First and foremost, I accidentally miscounted and neglected to post a tenth topic so it is included in the following list:

(50 topics/1000 iterations/20 topics printed)

Place: house side road passed walked front round garden hall windows path corner direction window standing ran houses yards led bicycle

Murder/death: found left body blood lay brought examined revolver round examination ground knife carefully wood death stick marks track dead spot

Letter/note: paper note read letter book pocket letters handed wrote written writing write sheet post document slip table reading date envelope

(60 topics/700 iterations/15 topics printed)
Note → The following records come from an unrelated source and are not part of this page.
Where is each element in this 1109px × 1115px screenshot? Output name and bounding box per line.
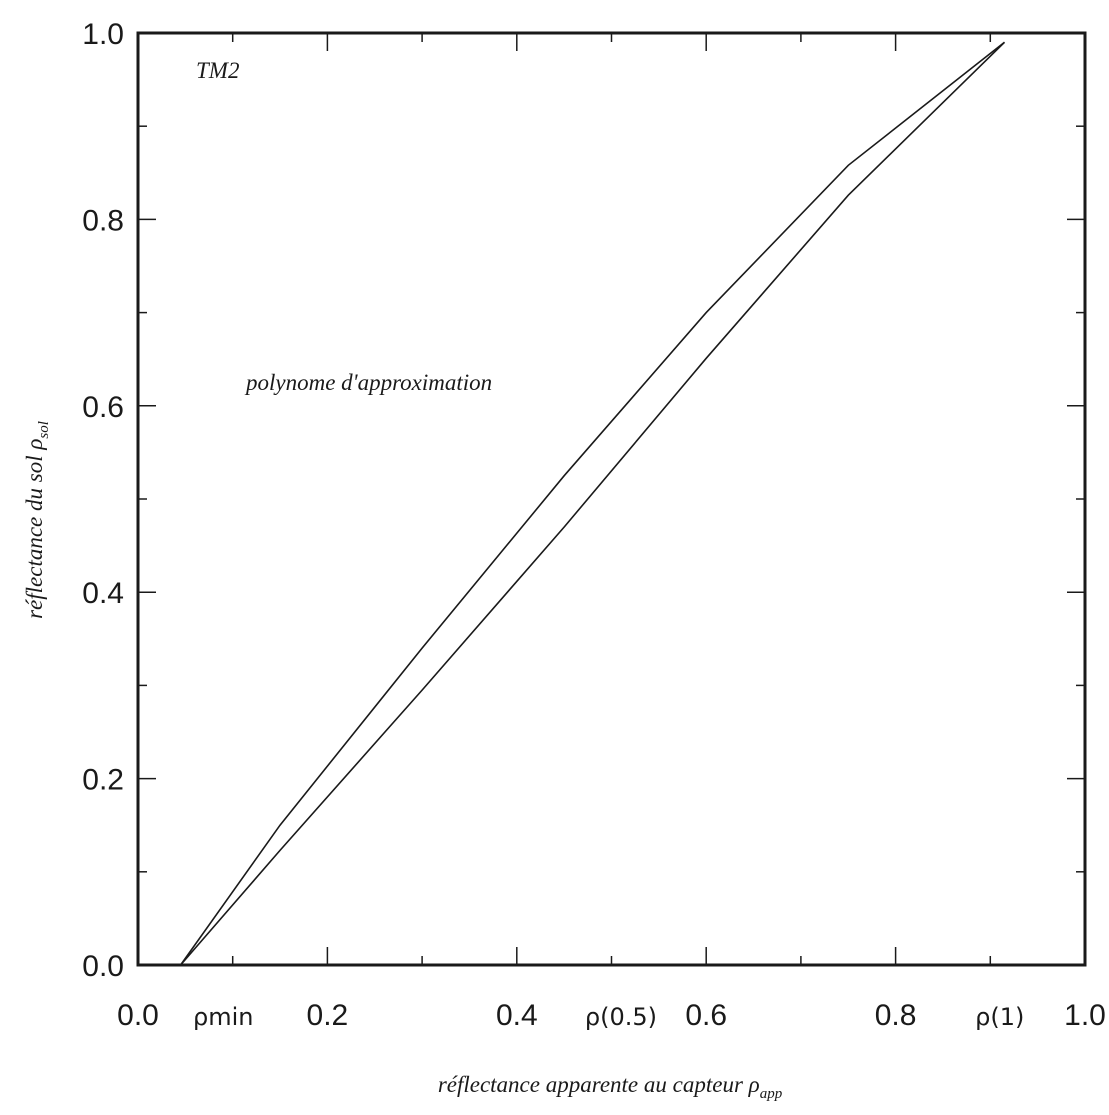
series-group [179,41,1006,966]
x-axis-label-sub: app [760,1086,783,1102]
y-axis-label-main: réflectance du sol ρ [22,439,47,619]
handwritten-mark: ρ(0.5) [585,1003,657,1031]
x-tick-label: 0.8 [875,999,917,1032]
handwritten-marks: ρmin ρ(0.5) ρ(1) [193,1003,1024,1031]
x-axis-label-main: réflectance apparente au capteur ρ [438,1072,760,1097]
major-ticks [137,32,1086,966]
y-tick-label: 1.0 [82,18,124,51]
handwritten-mark: ρmin [193,1003,254,1031]
series-line-2 [179,41,1006,966]
y-tick-label: 0.2 [82,764,124,797]
y-tick-labels: 0.0 0.2 0.4 0.6 0.8 1.0 [82,18,124,983]
y-tick-label: 0.0 [82,950,124,983]
y-tick-label: 0.6 [82,391,124,424]
series-line-1 [179,41,1005,966]
x-axis-label: réflectance apparente au capteur ρapp [438,1072,783,1102]
annotation-tm2: TM2 [196,58,239,83]
annotation-polynome: polynome d'approximation [244,370,492,395]
y-tick-label: 0.8 [82,204,124,237]
y-tick-label: 0.4 [82,577,124,610]
x-tick-label: 0.4 [496,999,538,1032]
x-tick-label: 0.2 [307,999,349,1032]
handwritten-mark: ρ(1) [975,1003,1024,1031]
minor-ticks [138,33,1085,965]
x-tick-labels: 0.0 0.2 0.4 0.6 0.8 1.0 [117,999,1106,1032]
y-axis-label: réflectance du sol ρsol [22,421,52,619]
y-axis-label-sub: sol [36,421,52,439]
x-tick-label: 0.6 [685,999,727,1032]
x-tick-label: 0.0 [117,999,159,1032]
x-tick-label: 1.0 [1064,999,1106,1032]
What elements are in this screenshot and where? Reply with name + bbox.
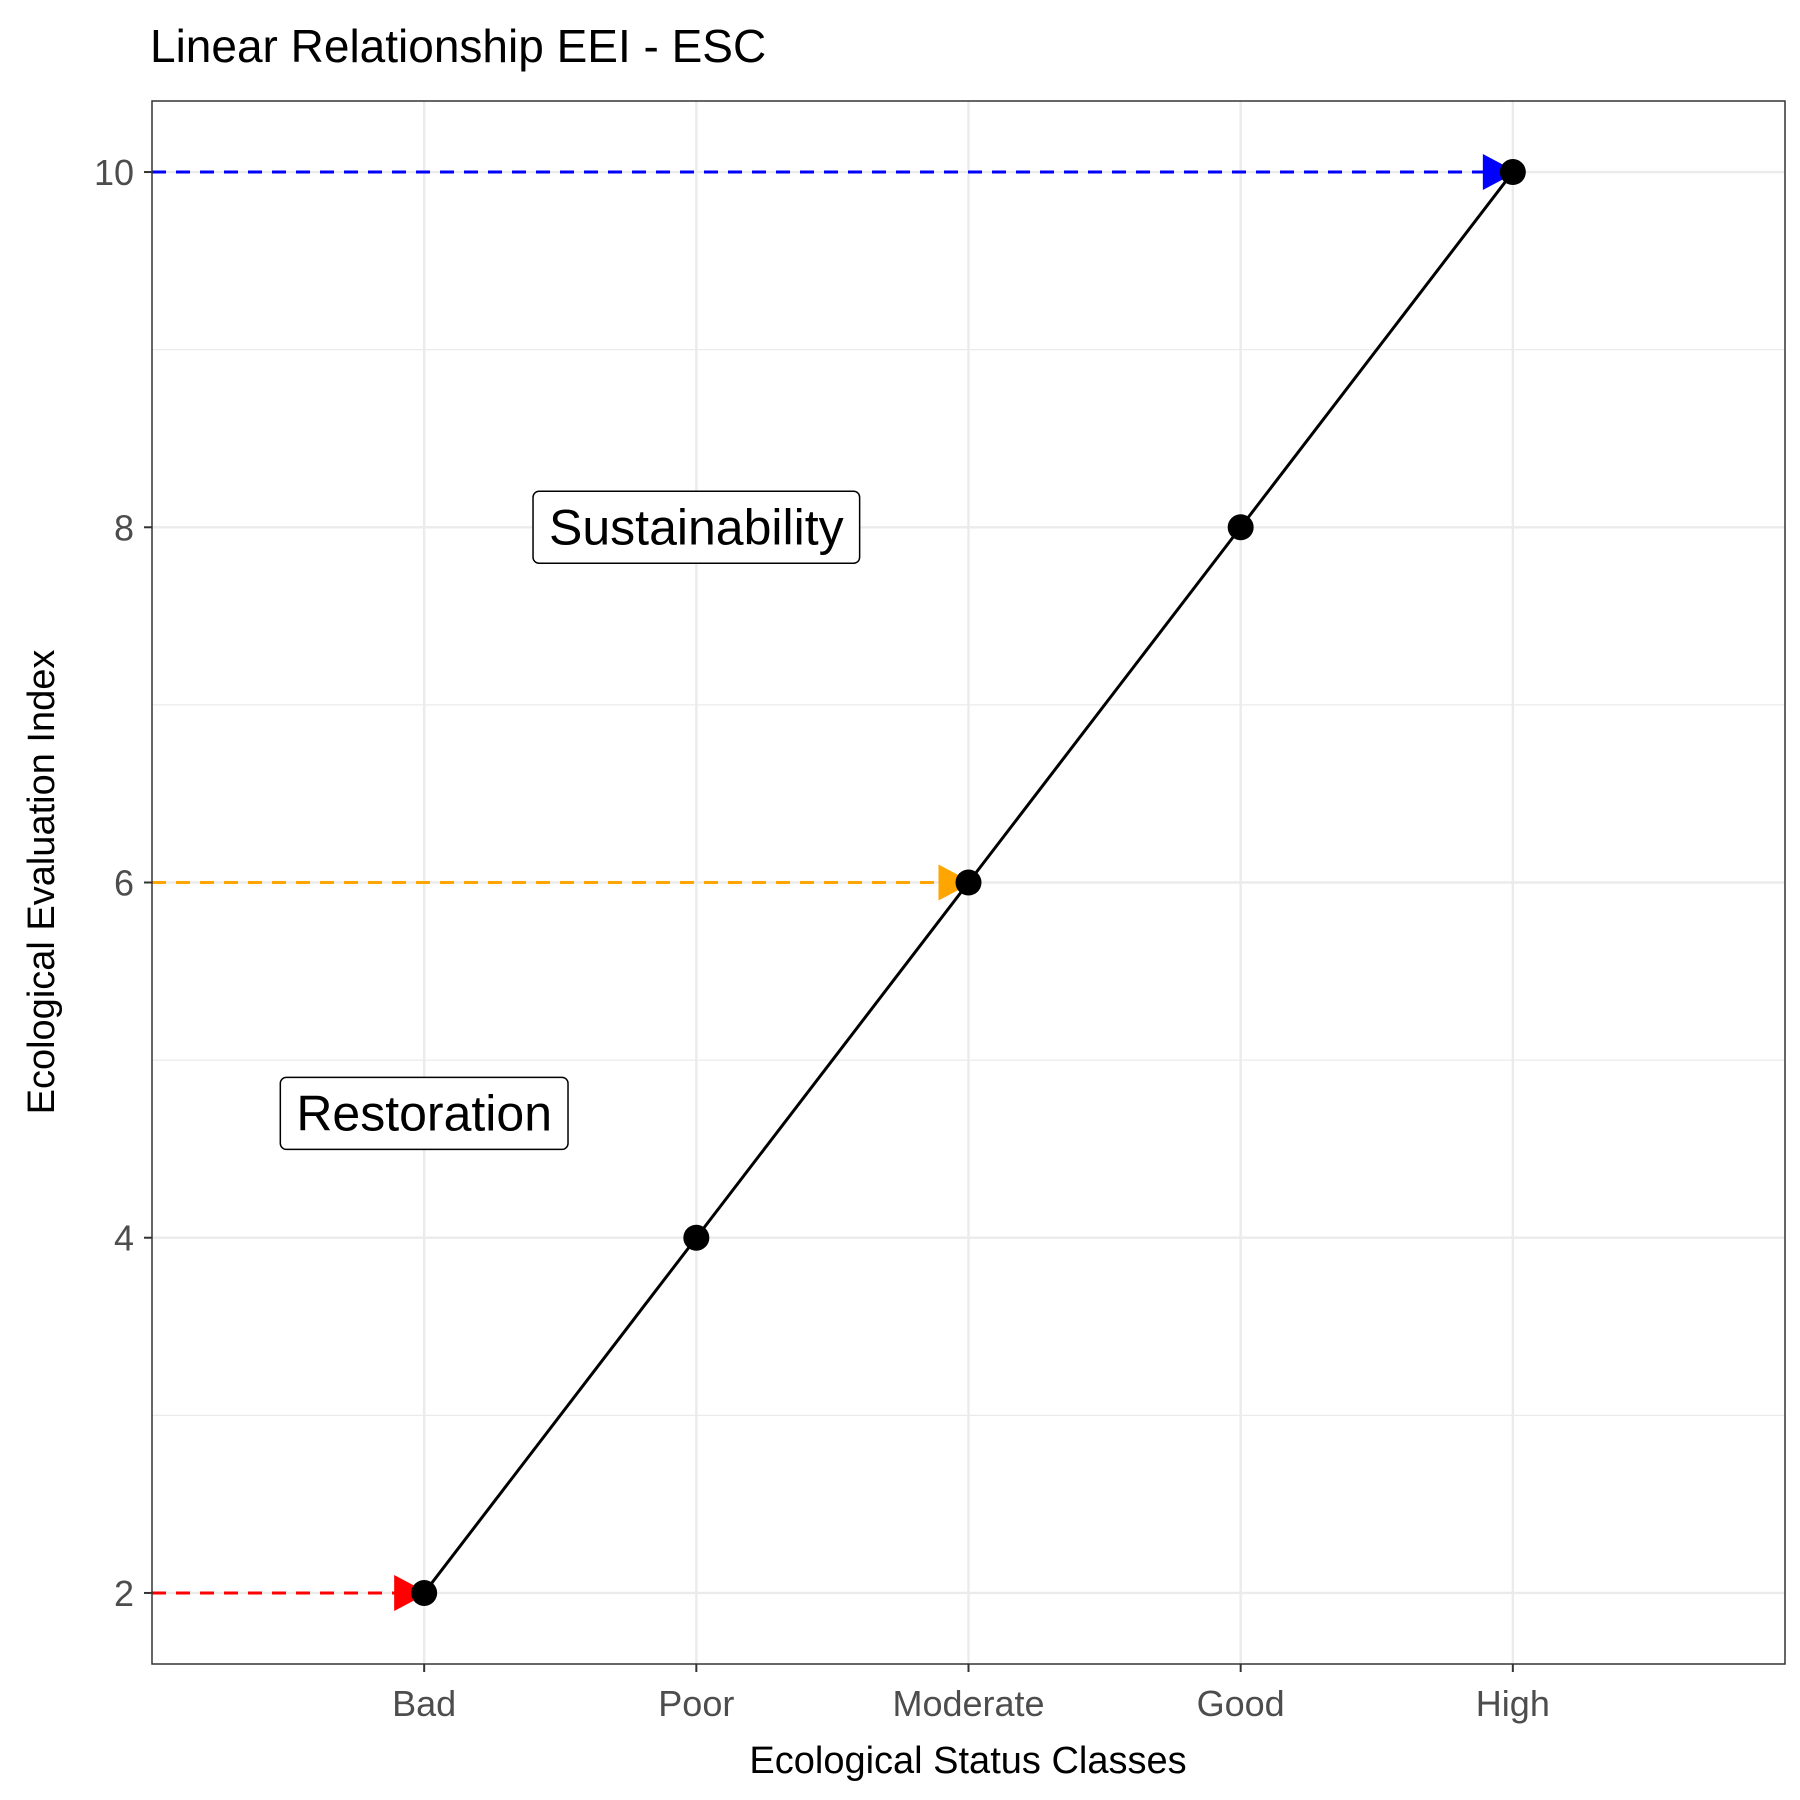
data-point	[955, 869, 982, 896]
x-axis-title: Ecological Status Classes	[749, 1740, 1186, 1782]
y-axis-title: Ecological Evaluation Index	[21, 650, 63, 1115]
y-tick-label: 2	[114, 1573, 134, 1614]
annotation-label: Sustainability	[532, 490, 861, 565]
y-tick-label: 6	[114, 863, 134, 904]
annotation-label: Restoration	[279, 1076, 569, 1151]
chart-title: Linear Relationship EEI - ESC	[150, 20, 766, 72]
x-tick-label: Good	[1197, 1683, 1285, 1724]
axes: 2 4 6 8 10 Bad Poor Moderate Good High	[94, 152, 1550, 1724]
annotation-box	[532, 490, 861, 565]
annotation-text: Restoration	[296, 1085, 552, 1141]
annotations: Sustainability Restoration	[279, 490, 861, 1151]
y-tick-label: 8	[114, 507, 134, 548]
annotation-box	[279, 1076, 569, 1151]
x-tick-label: Poor	[658, 1683, 734, 1724]
annotation-text: Sustainability	[549, 499, 844, 555]
data-point	[411, 1579, 438, 1606]
data-point	[1499, 159, 1526, 186]
data-point	[1227, 514, 1254, 541]
data-point	[683, 1224, 710, 1251]
y-tick-label: 10	[94, 152, 134, 193]
y-tick-label: 4	[114, 1218, 134, 1259]
series-layer	[411, 159, 1526, 1606]
x-tick-label: Moderate	[892, 1683, 1044, 1724]
x-tick-label: Bad	[392, 1683, 456, 1724]
x-tick-label: High	[1476, 1683, 1550, 1724]
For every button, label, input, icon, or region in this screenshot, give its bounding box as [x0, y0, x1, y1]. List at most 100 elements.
Woman: woman lady wife young mrs girl love life husband child miss married story daughter beautiful

Spirits/ghosts: doubt lost danger dangerous clear life criminal law friend memory powers presence death care fear

Time: night heard morning evening clock ten past waiting house thirty usual surprise found quarter quiet

Crime: house found examined night body showed show clue signs finally death proved carefully carried servant

Money: years money ago twenty hundred lady king pounds gold months pay photograph age year thousand

Deduction process: case interest facts points point investigation remarked give follow incident theory interesting obvious run conclusion

Family: father made left happened death poor mother imagine story returned died strange mad truth butler

Though I found topic modeling to be an interesting concept and distant reading tool, I thought it was difficult to understand when I was configuring and selecting my own topics.  I don’t think I was able to spend enough time with the program.  Since I don’t have any background with programming, I felt like there was something I was missing.  It was difficult for me even to get MALLET to compute the data in the first place.  After that, I could go through the lists of words and find how many times they were used and, to an extent, the way they related each other – so I was able to better grasp the use for this tool.  Looking at the words this way appears to be more effective in finding information about a lot of text, as opposed to a word cloud.  A word cloud will display all of the words randomly and show their frequency [like above, displaying the frequency of the words in my topics]; MALLET will list words in relation to each other, so a reader will get a better idea of the themes throughout the collection of literature.  In theory, this word cloud should illustrate a very condensed version of the Sherlock Holmes stories, but these are only words based on my selections of topics from topic modeling.  To any reader outside of this blog, the word cloud above [which focuses mostly on death and bodies and seems to make the stories out to be much more morbid than they really are] could not possibly produce an authentic understanding of the text.

When I chose my topics, I picked out the ones that were the most intriguing to me.  Some were simple and some didn’t make sense – for example, the final topic [the one I had forgotten] makes so little sense to me I don’t know how to title it, whereas the “woman” topic features only words that have direct correlations with the female gender.  For the “family” topic, I finally chose that word to represent them all primarily because of “mother” and “father.”  However, I still wonder what “strange,” “mad,” and “truth” have to do with the topic.  Perhaps “family” is incorrect and the topic is really to do with “storytelling,” which is prevalent in the Holmes stories.  Sherlock’s clients and/or Sherlock himself tell their stories in every individual mystery.  Many of the topics feature at least one word that throws me off of what I think the topic is in general.  So, for me, there is still a disconnect in the idea of distant reading as a comprehensible look at lots of text, but I’m really enjoying looking at new technological ways to consider and discuss literature.